A few years back I had the rather ambitious idea of making double-decker brownies that looked like dice for my husband’s birthday. I was kind of on an obsessive brownie baking kick at the time after getting a “Perfect Brownie” brownie pan for Christmas. (As seen on TV!) So I was pretty excited and suspected not even a little how much work was going to be involved. It was a nightmare. The “Perfect Brownie Pan, TM!” cuts rectangles and I needed squares. So the first hurdle was trying to make all my rectangles into equal squares. I have never excelled at uniformity. That part went badly. After that was the frosting, another thing I’m terrible at, and so that part went even worse.
And yet, this year, I decided to take a stab at dice brownies again. Perhaps time dulled the agony that I experienced. Or maybe it’s just love. All that love I have for my wonderful husband who is sometimes a pain in that ass, sometimes a wonderful guy and always the best thing that ever happened to me.
Anyway, whatever the reason, I set to work. Finding the perfect brownie recipe was the first hurdle I had to jump. It wasn’t easy, but it did involve eating all the “failures”. Phase one was a delight, is what I’m saying. I finally found a passable recipe but I’m not going to link it. I changed it far too much to really credit it. I hate recipes and trying to make the best brownie possible from a recipe cemented that fact. I made my changes and then I quadrupled the recipe. The results were good enough for a brownie beauty pageant. Look at those gorgeous pans.
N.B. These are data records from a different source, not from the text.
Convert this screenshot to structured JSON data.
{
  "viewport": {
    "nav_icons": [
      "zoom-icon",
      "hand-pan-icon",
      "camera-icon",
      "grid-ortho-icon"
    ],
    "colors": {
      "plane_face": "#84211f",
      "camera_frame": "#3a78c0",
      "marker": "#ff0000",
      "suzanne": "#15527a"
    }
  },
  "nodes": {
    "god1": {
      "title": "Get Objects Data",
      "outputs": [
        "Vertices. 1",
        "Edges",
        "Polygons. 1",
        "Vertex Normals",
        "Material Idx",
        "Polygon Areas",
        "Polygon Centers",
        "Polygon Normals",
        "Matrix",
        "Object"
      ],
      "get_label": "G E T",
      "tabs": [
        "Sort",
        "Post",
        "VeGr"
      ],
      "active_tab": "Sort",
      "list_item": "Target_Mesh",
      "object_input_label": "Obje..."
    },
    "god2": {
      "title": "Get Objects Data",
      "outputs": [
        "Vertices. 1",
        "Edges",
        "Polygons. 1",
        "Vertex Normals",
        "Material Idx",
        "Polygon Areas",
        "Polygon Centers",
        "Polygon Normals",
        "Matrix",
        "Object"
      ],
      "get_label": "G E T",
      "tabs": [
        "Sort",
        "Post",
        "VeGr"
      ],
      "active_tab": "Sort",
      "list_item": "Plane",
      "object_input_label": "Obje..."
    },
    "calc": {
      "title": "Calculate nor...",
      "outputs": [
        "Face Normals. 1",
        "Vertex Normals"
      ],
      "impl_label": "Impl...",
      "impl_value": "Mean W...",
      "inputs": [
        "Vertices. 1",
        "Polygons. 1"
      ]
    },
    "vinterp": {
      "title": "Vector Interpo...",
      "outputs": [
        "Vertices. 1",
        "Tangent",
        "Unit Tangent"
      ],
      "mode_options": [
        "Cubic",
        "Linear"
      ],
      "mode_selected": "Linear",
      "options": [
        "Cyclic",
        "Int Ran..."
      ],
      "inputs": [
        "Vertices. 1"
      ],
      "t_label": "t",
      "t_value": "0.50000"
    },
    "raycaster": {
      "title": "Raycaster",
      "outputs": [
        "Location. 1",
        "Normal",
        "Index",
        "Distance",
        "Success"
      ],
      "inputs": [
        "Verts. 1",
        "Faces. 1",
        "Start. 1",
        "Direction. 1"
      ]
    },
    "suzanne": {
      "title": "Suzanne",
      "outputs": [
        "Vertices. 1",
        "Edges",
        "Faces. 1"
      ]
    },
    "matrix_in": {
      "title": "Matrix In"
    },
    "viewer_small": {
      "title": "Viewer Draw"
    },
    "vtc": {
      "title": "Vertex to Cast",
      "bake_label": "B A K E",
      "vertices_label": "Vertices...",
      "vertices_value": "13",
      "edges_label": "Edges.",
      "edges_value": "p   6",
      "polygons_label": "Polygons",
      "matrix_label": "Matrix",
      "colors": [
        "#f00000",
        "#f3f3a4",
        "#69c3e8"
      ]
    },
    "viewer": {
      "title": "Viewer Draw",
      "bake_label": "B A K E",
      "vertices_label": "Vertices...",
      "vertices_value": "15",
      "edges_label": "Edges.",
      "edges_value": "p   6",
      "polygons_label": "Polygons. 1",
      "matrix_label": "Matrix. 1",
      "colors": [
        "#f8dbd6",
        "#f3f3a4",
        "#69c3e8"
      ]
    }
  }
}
Baking was the easy part, however. In order to have squares, I couldn’t use the edges. That meant cutting each of the pans of brownies into a workable rectangle. It ended up looking something like this:
At this point, I was ready to stop. I am a firm believer that baking should be a sprint, not a marathon. Cooking is the thing that’s supposed to take ages and wear you out. Baking is something I do for fun and generally in quick bursts. Not to mention, the endurance run was leading to a lot of brownie pieces going into my mouth. And that is not good for my hips. In case you’re curious, this is how much extra brownie I had left over:
And I still had to cut the giant rectangles into small squares. Somehow, I managed to get that done without everything falling apart into nothing. That was a lot harder than it might seem, these brownies were quite crumbly.
Frosting was up next. I used a basic buttercream recipe to make the frosting, adding in some orange extract and lemon juice for flavor. I wanted the effect of the finished product to taste like a chocolate orange.
The first try was too thick, I couldn’t get it to spread and had to apply it to the brownies like modeling clay. Not something I wanted to do. I thinned it out with a little milk but then of course it was too thin. I used it just fine to frost the brownies but they didn’t dry right, which meant I couldn’t shape them very easily before I applied the chocolate chips. The thing with dice brownies is they’re frosted on all sides, so I don’t have an easy way to handle them if they aren’t dry. When they’re first frosted, they look a little like the sort of cubes a child might draw. Kind of on point, but a bit…off.
Not winning any beauty contests anymore. Someday, I’d like to be able to afford to buy fondant. Or, at least, to be competent enough to make it. I think it would work better for the recipe. In the meantime, however, I have to wait til the frosting dries and then mold it as best I can into what vaguely resembles a D6.
Those two were the best specimens I managed to create. I think that this is why I often chose function over form. It’s so much easier to make something that tastes nice than to make something that looks nice. As a side note, mini-chocolate chips are the cutest little bits of deliciousness known to humankind.